Same for defineD_n_layers(...):
  -- some code here
   netD:add(nn.Sigmoid())
  -- state size: 1x(N-2) x (N-2)
  --  my comment: Not sure what they mean by N here....

*Complete code of Disciminator model functions:

function defineD_basic(input_nc, output_nc, ndf)
    n_layers = 3
    return defineD_n_layers(input_nc, output_nc, ndf, n_layers)
end

-- rf=1
function defineD_pixelGAN(input_nc, output_nc, ndf)
    local netD = nn.Sequential()

    -- input is (nc) x 256 x 256
    netD:add(nn.SpatialConvolution(input_nc+output_nc, ndf, 1, 1, 1, 1, 0, 0))
    netD:add(nn.LeakyReLU(0.2, true))
    -- state size: (ndf) x 256 x 256
    netD:add(nn.SpatialConvolution(ndf, ndf * 2, 1, 1, 1, 1, 0, 0))
    netD:add(nn.SpatialBatchNormalization(ndf * 2)):add(nn.LeakyReLU(0.2, true))
    -- state size: (ndf*2) x 256 x 256
    netD:add(nn.SpatialConvolution(ndf * 2, 1, 1, 1, 1, 1, 0, 0))
    -- state size: 1 x 256 x 256
    netD:add(nn.Sigmoid())
    -- state size: 1 x 30 x 30

    return netD
end

-- if n=0, then use pixelGAN (rf=1)
-- else rf is 16 if n=1
--            34 if n=2
--            70 if n=3
--            142 if n=4
--            286 if n=5
--            574 if n=6
function defineD_n_layers(input_nc, output_nc, ndf, n_layers)
    if n_layers==0 then
        return defineD_pixelGAN(input_nc, output_nc, ndf)
    else

        local netD = nn.Sequential()

        -- input is (nc) x 256 x 256
        netD:add(nn.SpatialConvolution(input_nc+output_nc, ndf, 4, 4, 2, 2, 1, 1))
        netD:add(nn.LeakyReLU(0.2, true))

        local nf_mult = 1
        local nf_mult_prev = 1
        for n = 1, n_layers-1 do 
            nf_mult_prev = nf_mult
            nf_mult = math.min(2^n,8)
            netD:add(nn.SpatialConvolution(ndf * nf_mult_prev, ndf * nf_mult, 4, 4, 2, 2, 1, 1))
            netD:add(nn.SpatialBatchNormalization(ndf * nf_mult)):add(nn.LeakyReLU(0.2, true))
        end

        -- state size: (ndf*M) x N x N
        nf_mult_prev = nf_mult
        nf_mult = math.min(2^n_layers,8)
        netD:add(nn.SpatialConvolution(ndf * nf_mult_prev, ndf * nf_mult, 4, 4, 1, 1, 1, 1))
        netD:add(nn.SpatialBatchNormalization(ndf * nf_mult)):add(nn.LeakyReLU(0.2, true))
        -- state size: (ndf*M*2) x (N-1) x (N-1)
        netD:add(nn.SpatialConvolution(ndf * nf_mult, 1, 4, 4, 1, 1, 1, 1))
        -- state size: 1 x (N-2) x (N-2)

        netD:add(nn.Sigmoid())
        -- state size: 1 x (N-2) x (N-2)

        return netD
    end
end

[samhains]

... it works quite well (depending on the content of a tile there are cases where the overall brightness of a tile can differ from the surrounding tiles which I try to remedy by adapting the means of neighboring tiles)

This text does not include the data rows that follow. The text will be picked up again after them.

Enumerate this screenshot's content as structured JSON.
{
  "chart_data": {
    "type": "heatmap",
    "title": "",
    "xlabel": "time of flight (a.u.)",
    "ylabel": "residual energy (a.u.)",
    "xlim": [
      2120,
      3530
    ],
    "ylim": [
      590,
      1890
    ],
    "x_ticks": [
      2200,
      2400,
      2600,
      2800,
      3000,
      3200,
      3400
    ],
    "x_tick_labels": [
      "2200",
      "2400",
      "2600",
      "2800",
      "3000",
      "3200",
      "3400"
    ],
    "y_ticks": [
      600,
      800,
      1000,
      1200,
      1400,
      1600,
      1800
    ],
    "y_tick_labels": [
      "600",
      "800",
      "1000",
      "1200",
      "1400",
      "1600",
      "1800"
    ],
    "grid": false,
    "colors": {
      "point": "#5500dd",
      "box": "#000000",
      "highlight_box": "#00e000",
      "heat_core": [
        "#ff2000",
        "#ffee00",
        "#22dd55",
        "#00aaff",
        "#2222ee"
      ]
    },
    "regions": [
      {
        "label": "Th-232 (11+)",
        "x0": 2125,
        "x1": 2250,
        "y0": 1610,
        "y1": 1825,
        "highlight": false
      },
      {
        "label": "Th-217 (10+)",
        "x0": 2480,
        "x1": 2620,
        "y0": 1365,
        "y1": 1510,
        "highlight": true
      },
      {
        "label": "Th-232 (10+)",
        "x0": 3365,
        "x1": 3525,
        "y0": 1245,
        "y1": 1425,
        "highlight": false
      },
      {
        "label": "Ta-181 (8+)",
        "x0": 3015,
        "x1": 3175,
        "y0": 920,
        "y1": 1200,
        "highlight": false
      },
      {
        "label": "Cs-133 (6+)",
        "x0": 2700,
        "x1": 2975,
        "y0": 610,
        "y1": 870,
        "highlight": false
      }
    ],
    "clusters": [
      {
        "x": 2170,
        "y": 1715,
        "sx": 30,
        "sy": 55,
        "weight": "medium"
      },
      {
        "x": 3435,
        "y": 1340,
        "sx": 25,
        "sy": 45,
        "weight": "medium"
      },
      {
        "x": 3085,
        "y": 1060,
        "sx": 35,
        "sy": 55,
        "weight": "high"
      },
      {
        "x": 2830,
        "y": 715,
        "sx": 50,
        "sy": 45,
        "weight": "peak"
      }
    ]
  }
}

@Quasimondo could you possibly elaborate on how you 'adapted the means' of neighbouring tiles? I am also attempting to use pix2pix for upscaling some generated samples of mine, however I cannot seem to remove the edge effects due to varying brightness - even with overlapping technique.

[Quasimondo]

What I do is a rather naive approach - I calculate the RGB mean value of the input tile and then the RGB mean of the output tile, then I add the difference of the two means to every pixel of the output image. It does not always work perfectly but it's good enough for my purposes. I thought about using poisson blending (like it's done in panorama stitching) to solve some of the edge effects, but didn't get around to implementing that yet.

[aneesh3108]

@ArturoDeza That's confusing me too right now. Did you find an answer to that yet?

[ArturoDeza]

@aneesh3108 , I ended up training and testing on 256x256 patches for super-resolution purposes in my latest NIPS submission: https://arxiv.org/abs/1705.10041

Since the network is fully convolutional, it still produces high quality results on 512x512 inputs/outputs (not sure about images that aren't symmetric in width and height).

I think it is tricky if you want to work with small size patches!

[aneesh3108]

@ArturoDeza It was a typo in the comment! (for 1 x 30 x 30 )

My thinking is that it assigns 1/0 to each and every pixel rendered in pixelGAN and 1/0 to each patch under consideration in PatchGAN.

Now that the typo is out of the way, I'm going to run it altogether and test it again. Hopefully it solves all other issues.